5. La décision contestée a été signée, pour la présidente, par Mme D A, directrice du CIAS Corbières Méditerranée. Si par un arrêté du 20 mai 2020, la présidente lui a octroyé une délégation de signature à l'effet de signer " les courriers et documents divers n'emportant ni engagement juridique ou financier du syndicat ni reconnaissance de droit, les convocations aux séances du conseil d'administration et aux commissions internes et les bons de commande des marchés publics à bons de commande ", cet arrêté, ainsi que l'admet, au demeurant, l'établissement public intercommunal, dans ses observations en défense, ne l'habilitait pas expressément à signer une décision de non-renouvellement d'un contrat d'un agent. Dans ces conditions, ainsi que le soutient la requérante, la décision contestée est entachée d'incompétence, sans que le CIAS Corbières Méditerranée puisse utilement invoquer la circonstance, postérieure à la décision en litige, que la présidente aurait confirmé la décision en signant elle-même, le 17 octobre 2022, une décision identique et aurait par là même régularisé le vice d'incompétence.

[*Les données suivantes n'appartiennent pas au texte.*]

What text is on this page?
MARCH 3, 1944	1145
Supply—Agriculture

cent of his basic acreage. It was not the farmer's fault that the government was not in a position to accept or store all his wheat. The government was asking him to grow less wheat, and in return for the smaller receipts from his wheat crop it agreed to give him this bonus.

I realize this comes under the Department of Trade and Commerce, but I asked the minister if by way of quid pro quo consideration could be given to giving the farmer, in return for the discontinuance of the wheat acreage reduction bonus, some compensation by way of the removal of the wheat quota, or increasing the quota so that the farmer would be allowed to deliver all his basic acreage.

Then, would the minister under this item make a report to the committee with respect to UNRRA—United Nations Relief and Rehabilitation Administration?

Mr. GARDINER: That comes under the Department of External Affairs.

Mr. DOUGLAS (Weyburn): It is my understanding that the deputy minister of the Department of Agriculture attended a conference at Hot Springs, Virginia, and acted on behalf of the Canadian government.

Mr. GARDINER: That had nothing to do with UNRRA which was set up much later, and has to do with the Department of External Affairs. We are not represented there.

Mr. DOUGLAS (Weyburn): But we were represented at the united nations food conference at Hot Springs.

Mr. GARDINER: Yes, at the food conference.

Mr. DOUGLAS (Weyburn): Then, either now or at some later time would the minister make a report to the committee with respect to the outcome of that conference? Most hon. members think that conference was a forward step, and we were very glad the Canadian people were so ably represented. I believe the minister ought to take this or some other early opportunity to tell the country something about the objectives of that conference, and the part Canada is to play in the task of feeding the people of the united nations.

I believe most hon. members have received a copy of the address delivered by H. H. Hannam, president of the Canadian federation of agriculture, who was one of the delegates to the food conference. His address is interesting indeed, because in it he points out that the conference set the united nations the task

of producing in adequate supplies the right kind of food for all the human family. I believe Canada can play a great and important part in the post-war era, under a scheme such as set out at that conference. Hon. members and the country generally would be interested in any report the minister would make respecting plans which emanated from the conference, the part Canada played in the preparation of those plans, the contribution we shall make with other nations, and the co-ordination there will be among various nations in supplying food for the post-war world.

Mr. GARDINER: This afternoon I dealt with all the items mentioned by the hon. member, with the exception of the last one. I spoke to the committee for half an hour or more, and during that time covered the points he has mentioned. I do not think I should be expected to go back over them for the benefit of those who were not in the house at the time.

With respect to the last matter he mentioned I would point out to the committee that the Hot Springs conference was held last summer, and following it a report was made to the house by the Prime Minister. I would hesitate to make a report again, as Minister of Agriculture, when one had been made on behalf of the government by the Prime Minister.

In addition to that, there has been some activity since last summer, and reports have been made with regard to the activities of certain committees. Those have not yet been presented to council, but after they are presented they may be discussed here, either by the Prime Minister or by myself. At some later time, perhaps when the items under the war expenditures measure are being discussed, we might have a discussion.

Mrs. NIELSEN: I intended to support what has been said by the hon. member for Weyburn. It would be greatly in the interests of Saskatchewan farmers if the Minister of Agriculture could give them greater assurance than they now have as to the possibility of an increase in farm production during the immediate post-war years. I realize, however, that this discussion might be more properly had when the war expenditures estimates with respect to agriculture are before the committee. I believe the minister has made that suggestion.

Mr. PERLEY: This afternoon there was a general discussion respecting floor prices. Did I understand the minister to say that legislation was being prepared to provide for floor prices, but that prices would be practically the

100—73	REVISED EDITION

6. Par suite, et sans qu'il soit besoin de se prononcer sur les autres moyens soulevés à l'appui de sa requête, Mme B est fondée à demander l'annulation de la décision du 18 mars 2022 par laquelle le président du CIAS Corbières Méditerranée a refusé de renouveler son contrat à durée déterminée.

En ce qui concerne la légalité de la décision du 17 octobre 2022 refusant le renouvellement du contrat à durée déterminée de Mme B :

7. En premier lieu, l'omission purement matérielle de l'année dans l'intitulé de la décision du 17 octobre 2022 est sans incidence sur sa légalité. Le vice de forme ainsi soulevé ne peut qu'être écarté.

8. En deuxième lieu, la méconnaissance du délai de prévenance n'entraîne pas par elle-même, en l'espèce, l'illégalité de la décision de non-renouvellement du contrat. Elle est seulement susceptible d'engager la responsabilité de l'administration, à la condition, cependant, que l'agent justifie de l'existence d'un préjudice en lien direct avec cette faute. Il suit de là que Mme B ne peut utilement invoquer la circonstance qu'elle n'aurait été prévenue du non-renouvellement de son contrat que le 17 octobre 2022, soit postérieurement à l'expiration du dernier contrat à durée déterminée.

9. En dernier lieu, aux termes de l'article L. 332-23 du code général de la fonction publique : " Les collectivités et établissements mentionnés aux articles L. 4 et L. 5 peuvent recruter temporairement des agents contractuels sur des emplois non permanents pour faire face à un besoin lié à : ()2° Un accroissement saisonnier d'activité, pour une durée maximale de six mois. () ".

10. Un agent public, qui a été recruté par un contrat à durée déterminée, ne bénéficie ni d'un droit au renouvellement de son contrat ni, à plus forte raison, d'un droit au maintien de ses clauses si l'administration n'envisage pas de procéder à son renouvellement. Toutefois, l'administration ne peut légalement décider, au terme du contrat, de ne pas le renouveler, que pour un motif tiré de l'intérêt du service. Un tel motif s'apprécie au regard des besoins du service ou de considérations tenant à la personne de l'agent.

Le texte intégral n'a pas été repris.